Synthesis and biological evaluation of 99mTc-ECF: a new ethionamide derivative for tuberculosis diagnosis

In this work we propose a technetium-99m-labeled derivative from Ethionamide (ETH), further referred to as 99m Tc-ECF for tuberculosis diagnosis. The biological features of this radioactive agent have been studied. The 2-ethylpyridine-4-carbothioamide-ferrocène (ECF) was chemically synthesized and then labeled with technetium-99m. It has been confirmed through this work that 99m Tc-ECF is obtained with high radiolabelling yield (>90 %). Radiochemical analysis of 99m Tc-ECF revealed that the molecule was efficiently labeled with a little free remaining pertechnetate. Only 1–2 % of the tracer was leached out from the complex at 24 h when incubated in serum at 37 °C which confirmed its high stability. The sensitivity test of ECF showed that the group of grafted ferrocenyl does not seem to have largely altered the active site of the molecule. In-vitro investigations were conducted using BCG (Bacille Calmette-Guérin) as analogue of Mycobacterium Tuberculosis and Listeria Monocytogene s as negative control.

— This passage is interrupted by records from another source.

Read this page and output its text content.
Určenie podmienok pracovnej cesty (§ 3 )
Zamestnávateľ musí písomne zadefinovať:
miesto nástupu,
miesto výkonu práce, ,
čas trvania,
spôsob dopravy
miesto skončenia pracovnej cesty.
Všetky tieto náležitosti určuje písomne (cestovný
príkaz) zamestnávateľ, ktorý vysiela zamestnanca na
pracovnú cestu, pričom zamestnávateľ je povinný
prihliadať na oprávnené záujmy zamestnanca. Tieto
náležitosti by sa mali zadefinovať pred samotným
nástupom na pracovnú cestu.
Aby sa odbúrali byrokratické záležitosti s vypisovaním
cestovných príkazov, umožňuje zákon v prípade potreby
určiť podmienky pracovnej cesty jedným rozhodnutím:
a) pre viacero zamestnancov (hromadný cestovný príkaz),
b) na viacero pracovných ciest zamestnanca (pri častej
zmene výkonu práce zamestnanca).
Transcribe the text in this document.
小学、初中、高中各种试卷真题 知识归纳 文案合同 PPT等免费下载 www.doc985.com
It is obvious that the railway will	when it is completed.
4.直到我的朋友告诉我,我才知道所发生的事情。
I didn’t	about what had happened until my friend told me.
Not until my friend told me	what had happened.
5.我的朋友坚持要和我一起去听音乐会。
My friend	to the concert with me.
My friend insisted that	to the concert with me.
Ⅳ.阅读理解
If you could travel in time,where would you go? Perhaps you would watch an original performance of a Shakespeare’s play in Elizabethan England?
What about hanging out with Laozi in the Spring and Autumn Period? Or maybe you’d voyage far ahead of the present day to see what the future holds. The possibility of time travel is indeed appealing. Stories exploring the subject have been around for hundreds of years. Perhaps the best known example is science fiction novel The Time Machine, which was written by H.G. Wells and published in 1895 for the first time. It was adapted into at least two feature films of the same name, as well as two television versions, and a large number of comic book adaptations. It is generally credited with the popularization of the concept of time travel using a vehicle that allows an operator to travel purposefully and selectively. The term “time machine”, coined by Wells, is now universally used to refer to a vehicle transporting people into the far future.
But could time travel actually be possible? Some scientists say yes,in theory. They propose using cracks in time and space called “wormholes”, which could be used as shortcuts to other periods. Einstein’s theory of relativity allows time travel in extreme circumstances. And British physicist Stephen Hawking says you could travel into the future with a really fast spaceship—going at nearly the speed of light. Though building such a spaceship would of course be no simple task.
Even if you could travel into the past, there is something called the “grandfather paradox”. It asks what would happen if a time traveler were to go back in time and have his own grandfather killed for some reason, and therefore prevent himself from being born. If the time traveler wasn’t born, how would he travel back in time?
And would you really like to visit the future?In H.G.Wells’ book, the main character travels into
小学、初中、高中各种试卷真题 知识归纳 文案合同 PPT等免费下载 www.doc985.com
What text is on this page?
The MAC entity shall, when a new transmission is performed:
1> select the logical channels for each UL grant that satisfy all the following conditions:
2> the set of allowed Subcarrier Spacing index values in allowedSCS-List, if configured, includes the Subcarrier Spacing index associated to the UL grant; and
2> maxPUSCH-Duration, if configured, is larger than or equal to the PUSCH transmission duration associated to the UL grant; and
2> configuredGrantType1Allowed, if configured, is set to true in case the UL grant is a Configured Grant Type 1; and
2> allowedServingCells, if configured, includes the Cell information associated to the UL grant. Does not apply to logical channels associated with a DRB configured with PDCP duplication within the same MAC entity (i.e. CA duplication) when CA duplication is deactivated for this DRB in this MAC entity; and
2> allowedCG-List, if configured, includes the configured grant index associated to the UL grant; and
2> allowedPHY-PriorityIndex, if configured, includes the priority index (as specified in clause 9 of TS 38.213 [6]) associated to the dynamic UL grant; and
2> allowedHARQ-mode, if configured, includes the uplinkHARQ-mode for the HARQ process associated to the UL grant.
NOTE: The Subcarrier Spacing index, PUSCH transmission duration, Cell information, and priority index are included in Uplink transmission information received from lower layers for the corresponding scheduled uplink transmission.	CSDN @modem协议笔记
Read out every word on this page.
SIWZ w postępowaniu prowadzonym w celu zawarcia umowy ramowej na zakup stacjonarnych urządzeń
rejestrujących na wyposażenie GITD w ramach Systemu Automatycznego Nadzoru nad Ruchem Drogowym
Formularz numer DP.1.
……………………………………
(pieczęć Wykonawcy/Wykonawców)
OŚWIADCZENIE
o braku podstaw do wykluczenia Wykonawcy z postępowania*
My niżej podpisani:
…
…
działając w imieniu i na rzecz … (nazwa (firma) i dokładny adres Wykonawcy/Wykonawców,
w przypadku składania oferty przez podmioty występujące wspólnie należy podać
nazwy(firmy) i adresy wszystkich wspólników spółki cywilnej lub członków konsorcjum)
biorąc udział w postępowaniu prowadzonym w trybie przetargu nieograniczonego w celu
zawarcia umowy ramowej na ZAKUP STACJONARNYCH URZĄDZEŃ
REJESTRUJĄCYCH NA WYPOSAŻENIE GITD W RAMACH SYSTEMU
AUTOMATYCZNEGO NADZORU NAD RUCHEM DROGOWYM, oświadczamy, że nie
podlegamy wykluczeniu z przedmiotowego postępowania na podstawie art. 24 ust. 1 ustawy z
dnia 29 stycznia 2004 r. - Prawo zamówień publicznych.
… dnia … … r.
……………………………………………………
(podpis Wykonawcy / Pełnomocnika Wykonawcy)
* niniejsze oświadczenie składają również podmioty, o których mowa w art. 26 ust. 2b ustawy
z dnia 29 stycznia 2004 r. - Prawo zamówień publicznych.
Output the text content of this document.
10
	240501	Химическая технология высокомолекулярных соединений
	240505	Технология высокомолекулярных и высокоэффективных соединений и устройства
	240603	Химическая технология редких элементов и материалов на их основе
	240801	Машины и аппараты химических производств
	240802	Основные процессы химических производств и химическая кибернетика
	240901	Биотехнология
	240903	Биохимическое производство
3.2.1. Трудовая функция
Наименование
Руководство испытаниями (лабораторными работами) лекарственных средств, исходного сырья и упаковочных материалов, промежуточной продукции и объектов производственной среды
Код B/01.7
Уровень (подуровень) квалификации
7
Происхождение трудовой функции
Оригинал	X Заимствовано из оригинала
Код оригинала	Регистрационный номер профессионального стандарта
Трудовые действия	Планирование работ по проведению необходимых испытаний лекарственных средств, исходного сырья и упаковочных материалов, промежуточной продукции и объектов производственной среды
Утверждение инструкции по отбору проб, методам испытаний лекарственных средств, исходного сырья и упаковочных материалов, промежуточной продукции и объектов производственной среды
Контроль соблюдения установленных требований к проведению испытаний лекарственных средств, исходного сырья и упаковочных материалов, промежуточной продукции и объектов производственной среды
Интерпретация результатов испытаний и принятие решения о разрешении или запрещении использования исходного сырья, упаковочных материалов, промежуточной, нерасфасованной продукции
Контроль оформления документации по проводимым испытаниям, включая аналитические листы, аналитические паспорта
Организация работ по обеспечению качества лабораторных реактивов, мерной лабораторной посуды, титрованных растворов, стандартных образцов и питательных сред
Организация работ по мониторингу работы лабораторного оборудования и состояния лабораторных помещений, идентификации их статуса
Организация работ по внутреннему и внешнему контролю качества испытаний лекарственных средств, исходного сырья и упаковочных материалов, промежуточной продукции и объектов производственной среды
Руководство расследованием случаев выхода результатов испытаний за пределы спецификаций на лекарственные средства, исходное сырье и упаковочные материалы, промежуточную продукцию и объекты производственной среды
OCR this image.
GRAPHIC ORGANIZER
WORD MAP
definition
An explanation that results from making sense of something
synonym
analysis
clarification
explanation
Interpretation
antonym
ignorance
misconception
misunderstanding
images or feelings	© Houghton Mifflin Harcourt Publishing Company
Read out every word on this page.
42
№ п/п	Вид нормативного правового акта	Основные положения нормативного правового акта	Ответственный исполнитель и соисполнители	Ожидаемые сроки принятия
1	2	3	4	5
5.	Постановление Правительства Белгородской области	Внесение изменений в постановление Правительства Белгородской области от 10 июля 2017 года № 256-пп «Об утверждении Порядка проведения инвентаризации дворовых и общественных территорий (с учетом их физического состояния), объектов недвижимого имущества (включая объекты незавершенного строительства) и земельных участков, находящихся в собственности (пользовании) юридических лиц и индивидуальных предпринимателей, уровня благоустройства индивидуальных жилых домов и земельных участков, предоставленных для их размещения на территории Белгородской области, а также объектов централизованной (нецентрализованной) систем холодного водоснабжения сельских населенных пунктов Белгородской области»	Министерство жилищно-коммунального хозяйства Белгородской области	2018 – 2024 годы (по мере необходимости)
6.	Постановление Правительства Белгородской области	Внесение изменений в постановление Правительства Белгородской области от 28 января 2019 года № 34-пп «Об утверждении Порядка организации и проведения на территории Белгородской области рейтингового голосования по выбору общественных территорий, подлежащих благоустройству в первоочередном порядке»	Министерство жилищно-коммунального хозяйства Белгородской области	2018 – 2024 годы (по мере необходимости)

It was proved that for BCG , ECF has kept the bacteriostatic properties of the parent compound (ETH). In physiological conditions, the measured up-take of the tracer with live bacteria was about 24.1 and 7.1 % for BCG and Listeria Monocytogenese , respectively. The comparison of the 99m Tc-ECF accumulation at sites of BCG infected animals, which is expressed as target-to-non-target ratio (found to be equal to 2.15) with other radiotracers was discussed. This allowed us to consider that 99m Tc-ECF could be a reasonable radiotracer for mycobacterial infections. Obtained results were good and encourage to undergo a similar labeling for the Mycobacterium tuberculosis as perspective of this work.